Various effective treatments have emerged, reducing mortality rates. Endoscopic procedures, pharmacological therapies, and transjugular intrahepatic portosystemic shunt (TIPS) are among the treatments that reduce mortality and enhance medical care. By utilizing these advancements, bleeding conditions in varices can be prevented [10]. Treatment depends on the severity of the condition. Unfortunately, many patients today are succumbing to early bleeding caused by variceal rupture. Kidney failure can lead to various infections, while hepatic encephalopathy becomes a cause of mortality in esophageal varices cases. Severe portal hypertension and liver dysfunction are also factors contributing to death. Treating the liver and managing portal hypertension is essential to managing varices [11]. The primary goal of endoscopic therapies for varices is to decrease variceal wall tension by eradicating the varix. Two main methods for esophageal varices are EBL and endoscopic sclerotherapy (EST). These therapies are categorized as local treatments. They do not affect any mechanisms of pathophysiology that could lead to hypertension and variceal rupture [12]. Patients treated with either EBL or EST methods often experience a spontaneous decrease in the HVPG value, which helps prevent variceal rupture [13]. If this occurs in any patient, curing the patient with endoscopic therapies becomes easier until the varix is eradicated [14]. Patients who respond positively to endoscopic therapies have a lower probability of rebleeding, and the effectiveness of the treatment can be enhanced by adding beta-blockers alongside endoscopic therapies [15].
Conclusions
Hepatic failure and the disease known as cirrhosis are widespread in India, with alcohol consumption being the proven cause of this deadliest disease.
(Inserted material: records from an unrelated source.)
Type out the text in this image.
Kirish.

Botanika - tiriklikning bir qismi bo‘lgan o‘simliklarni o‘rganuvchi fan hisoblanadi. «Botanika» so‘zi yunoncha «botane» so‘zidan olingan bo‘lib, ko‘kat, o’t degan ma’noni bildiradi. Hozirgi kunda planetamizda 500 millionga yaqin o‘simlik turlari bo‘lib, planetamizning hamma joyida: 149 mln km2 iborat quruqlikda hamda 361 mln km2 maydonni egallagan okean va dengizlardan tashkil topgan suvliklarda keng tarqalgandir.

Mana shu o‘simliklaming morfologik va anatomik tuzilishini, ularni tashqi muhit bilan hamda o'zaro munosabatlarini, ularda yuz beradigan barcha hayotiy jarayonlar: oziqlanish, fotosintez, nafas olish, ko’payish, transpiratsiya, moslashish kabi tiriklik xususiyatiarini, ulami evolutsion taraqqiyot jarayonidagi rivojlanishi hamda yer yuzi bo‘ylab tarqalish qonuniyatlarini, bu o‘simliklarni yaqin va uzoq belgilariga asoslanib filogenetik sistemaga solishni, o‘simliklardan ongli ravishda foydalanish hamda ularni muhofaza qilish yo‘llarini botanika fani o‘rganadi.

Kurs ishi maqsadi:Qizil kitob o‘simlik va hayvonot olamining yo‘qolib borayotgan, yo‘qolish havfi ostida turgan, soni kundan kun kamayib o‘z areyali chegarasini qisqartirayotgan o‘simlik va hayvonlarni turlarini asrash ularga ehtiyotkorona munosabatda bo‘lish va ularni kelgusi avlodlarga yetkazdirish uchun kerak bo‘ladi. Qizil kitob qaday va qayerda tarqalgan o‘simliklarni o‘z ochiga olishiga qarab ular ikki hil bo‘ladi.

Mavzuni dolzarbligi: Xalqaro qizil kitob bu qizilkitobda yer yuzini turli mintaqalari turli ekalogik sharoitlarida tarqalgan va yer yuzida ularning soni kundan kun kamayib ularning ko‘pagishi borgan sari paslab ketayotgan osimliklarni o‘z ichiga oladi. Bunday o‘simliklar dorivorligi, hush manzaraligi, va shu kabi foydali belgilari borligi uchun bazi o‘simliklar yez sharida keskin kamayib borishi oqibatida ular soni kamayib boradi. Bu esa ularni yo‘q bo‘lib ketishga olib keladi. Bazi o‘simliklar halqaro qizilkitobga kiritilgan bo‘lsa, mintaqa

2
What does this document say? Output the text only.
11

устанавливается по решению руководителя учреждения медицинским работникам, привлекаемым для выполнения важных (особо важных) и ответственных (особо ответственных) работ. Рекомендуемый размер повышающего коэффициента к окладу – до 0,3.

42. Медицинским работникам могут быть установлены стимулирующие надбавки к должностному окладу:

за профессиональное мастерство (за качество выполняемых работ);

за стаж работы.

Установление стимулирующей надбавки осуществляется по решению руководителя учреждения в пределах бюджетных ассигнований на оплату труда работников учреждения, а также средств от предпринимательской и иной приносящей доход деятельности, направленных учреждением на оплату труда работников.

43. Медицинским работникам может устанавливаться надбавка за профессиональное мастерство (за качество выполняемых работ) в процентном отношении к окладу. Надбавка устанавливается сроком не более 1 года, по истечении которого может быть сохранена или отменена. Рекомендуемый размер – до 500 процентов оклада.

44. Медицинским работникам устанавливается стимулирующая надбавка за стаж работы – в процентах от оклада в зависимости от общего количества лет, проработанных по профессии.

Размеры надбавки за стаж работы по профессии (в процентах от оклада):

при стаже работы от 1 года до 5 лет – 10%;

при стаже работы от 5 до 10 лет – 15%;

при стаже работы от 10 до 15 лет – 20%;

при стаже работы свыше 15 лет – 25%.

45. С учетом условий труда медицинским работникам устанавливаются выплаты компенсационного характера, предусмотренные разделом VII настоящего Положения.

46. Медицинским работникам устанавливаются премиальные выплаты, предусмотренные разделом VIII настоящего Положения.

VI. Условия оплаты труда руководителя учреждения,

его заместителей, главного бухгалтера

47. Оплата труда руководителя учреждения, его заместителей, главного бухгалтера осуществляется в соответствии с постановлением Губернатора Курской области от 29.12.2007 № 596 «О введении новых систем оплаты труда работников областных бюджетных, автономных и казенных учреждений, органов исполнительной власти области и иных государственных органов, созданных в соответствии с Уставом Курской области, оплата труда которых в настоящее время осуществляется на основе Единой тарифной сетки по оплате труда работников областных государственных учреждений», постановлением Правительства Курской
Cirrhosis gives rise to numerous complications, including portal hypertension, which leads to the development of a condition known as esophageal varices. Early diagnosis of bleeding and rupture should be made possible with the help of laboratory tests. Radiological imaging equipment such as X-rays, USG, and CT scans plays a crucial role in diagnosing esophageal varices and assessing their clinical condition. The HVPG should be noted to check the severity of varices. Treatment options include various pharmacological therapies, TIPSs, endoscopic therapies, and beta blockers, which can increase treatment efficiency. For prevention, every cirrhotic patient should undergo diagnostic procedures for esophageal varices.